3 REVISÃO BIBLIOFRÁFICA

A fim de encontrar trabalhos que compõem o estado da arte, foi realizada uma pesquisa seguindo o guia para revisões sistemáticas em engenharia de software, apresentado pela universidade de Durham na Inglaterra (Kitchenham, 2007). Através de sua metodologia, o seguinte termo para pesquisa foi gerado:

“((software) OR (application) OR (product)) AND

((machine learning) OR (supervised learning) OR (Data mining)) AND

((framework) OR (application framework)) AND

((Accuracy) OR (predict accuracy) OR (reuse) OR (code reuse) OR (software reuse) OR (effort reduction))”

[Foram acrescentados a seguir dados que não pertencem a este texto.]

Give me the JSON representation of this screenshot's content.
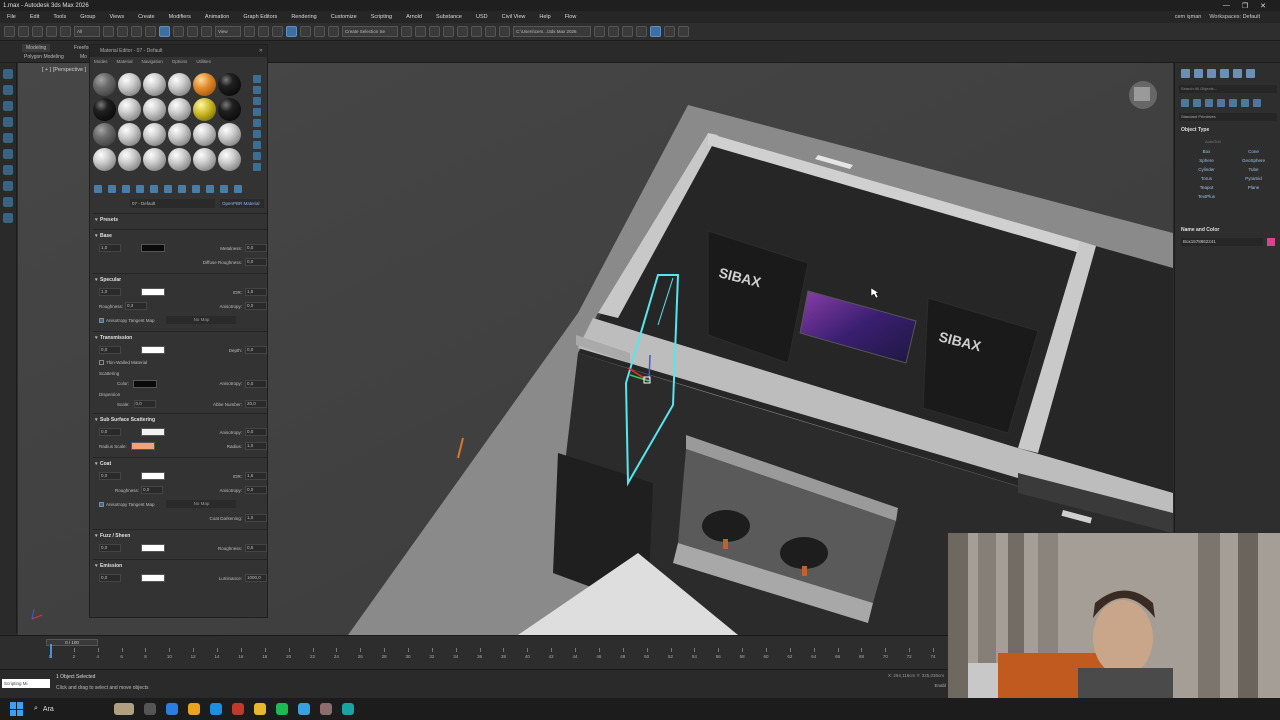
{
  "window": {
    "title": "1.max - Autodesk 3ds Max 2026",
    "controls": [
      "—",
      "❐",
      "✕"
    ]
  },
  "menu": {
    "items": [
      "File",
      "Edit",
      "Tools",
      "Group",
      "Views",
      "Create",
      "Modifiers",
      "Animation",
      "Graph Editors",
      "Rendering",
      "Customize",
      "Scripting",
      "Arnold",
      "Substance",
      "USD",
      "Civil View",
      "Help",
      "Flow"
    ],
    "user": "cem işman",
    "workspace_label": "Workspaces:",
    "workspace_value": "Default"
  },
  "toolbar": {
    "filter_dropdown": "All",
    "view_dropdown": "View",
    "selection_set": "Create Selection Se",
    "path": "C:\\Users\\cem...\\3ds Max 2026"
  },
  "ribbon": {
    "tabs": [
      "Modeling",
      "Freeform",
      "Polygon Modeling",
      "Mo"
    ]
  },
  "viewport": {
    "label": "[ + ] [Perspective ]",
    "sign_text": "SIBAX"
  },
  "material_editor": {
    "title": "Material Editor - 07 - Default",
    "menus": [
      "Modes",
      "Material",
      "Navigation",
      "Options",
      "Utilities"
    ],
    "material_name": "07 - Default",
    "material_type": "OpenPBR Material",
    "presets": "Presets",
    "base": {
      "header": "Base",
      "weight": "1,0",
      "metalness_label": "Metalness:",
      "metalness": "0,0",
      "diffuse_rough_label": "Diffuse Roughness:",
      "diffuse_rough": "0,0"
    },
    "specular": {
      "header": "Specular",
      "weight": "1,0",
      "ior_label": "IOR:",
      "ior": "1,5",
      "roughness_label": "Roughness:",
      "roughness": "0,3",
      "aniso_label": "Anisotropy:",
      "aniso": "0,0",
      "tangent_map": "Anisotropy Tangent Map",
      "no_map": "No Map"
    },
    "transmission": {
      "header": "Transmission",
      "weight": "0,0",
      "depth_label": "Depth:",
      "depth": "0,0",
      "thin_walled": "Thin-Walled Material",
      "scattering": "Scattering",
      "color_label": "Color:",
      "aniso_label": "Anisotropy:",
      "aniso": "0,0",
      "dispersion": "Dispersion",
      "scale_label": "Scale:",
      "scale": "0,0",
      "abbe_label": "Abbe Number:",
      "abbe": "20,0"
    },
    "sss": {
      "header": "Sub Surface Scattering",
      "weight": "0,0",
      "aniso_label": "Anisotropy:",
      "aniso": "0,0",
      "radius_scale_label": "Radius Scale:",
      "radius_label": "Radius:",
      "radius": "1,0"
    },
    "coat": {
      "header": "Coat",
      "weight": "0,0",
      "ior_label": "IOR:",
      "ior": "1,6",
      "roughness_label": "Roughness:",
      "roughness": "0,0",
      "aniso_label": "Anisotropy:",
      "aniso": "0,0",
      "tangent_map": "Anisotropy Tangent Map",
      "no_map": "No Map",
      "darkening_label": "Coat Darkening:",
      "darkening": "1,0"
    },
    "fuzz": {
      "header": "Fuzz / Sheen",
      "weight": "0,0",
      "roughness_label": "Roughness:",
      "roughness": "0,5"
    },
    "emission": {
      "header": "Emission",
      "weight": "0,0",
      "luminance_label": "Luminance:",
      "luminance": "1000,0"
    },
    "colors": {
      "black": "#0a0a0a",
      "white": "#ffffff",
      "light": "#f2f2f2",
      "radius_scale": "#f4a07a"
    }
  },
  "command_panel": {
    "search": "Search All Objects...",
    "category": "Standard Primitives",
    "object_type_header": "Object Type",
    "autogrid": "AutoGrid",
    "objects": [
      "Box",
      "Cone",
      "Sphere",
      "GeoSphere",
      "Cylinder",
      "Tube",
      "Torus",
      "Pyramid",
      "Teapot",
      "Plane",
      "TextPlus"
    ],
    "name_color_header": "Name and Color",
    "object_name": "Box1578862241",
    "object_color": "#d8448e"
  },
  "timeline": {
    "frame_slider": "0 / 100",
    "ticks": [
      "0",
      "2",
      "4",
      "6",
      "8",
      "10",
      "12",
      "14",
      "16",
      "18",
      "20",
      "22",
      "24",
      "26",
      "28",
      "30",
      "32",
      "34",
      "36",
      "38",
      "40",
      "42",
      "44",
      "46",
      "48",
      "50",
      "52",
      "54",
      "56",
      "58",
      "60",
      "62",
      "64",
      "66",
      "68",
      "70",
      "72",
      "74"
    ]
  },
  "status": {
    "script_label": "Scripting Mi",
    "selected": "1 Object Selected",
    "prompt": "Click and drag to select and move objects",
    "coords": "X: 264,116cm  Y: 325,036cm",
    "enable": "Enabl"
  },
  "taskbar": {
    "search": "Ara"
  }
}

Com a definição deste termo, pretendia-se encontrar frameworks voltados à criação de aplicações orientadas a objetos que fazem uso de aprendizado de máquina para, desse modo, apoiar a primeira hipótese de pesquisa da dissertação.

O termo foi, então, pesquisado no mês de outubro de 2016 na plataforma Google Scholar e nas bases de dados IEEExplore e Springer. Para a base da dados IEExplore, foi adicionado como filtro o intervalo de datas a partir do ano 2000, já nas outras não foram adicionados filtros de data. No entanto, resultados com data inferior ao ano 2000 foram desconsiderados. Todos os mecanismos de busca foram verificados até pelo menos a quinta página de resultados, totalizando cinquenta resultados para cada uma.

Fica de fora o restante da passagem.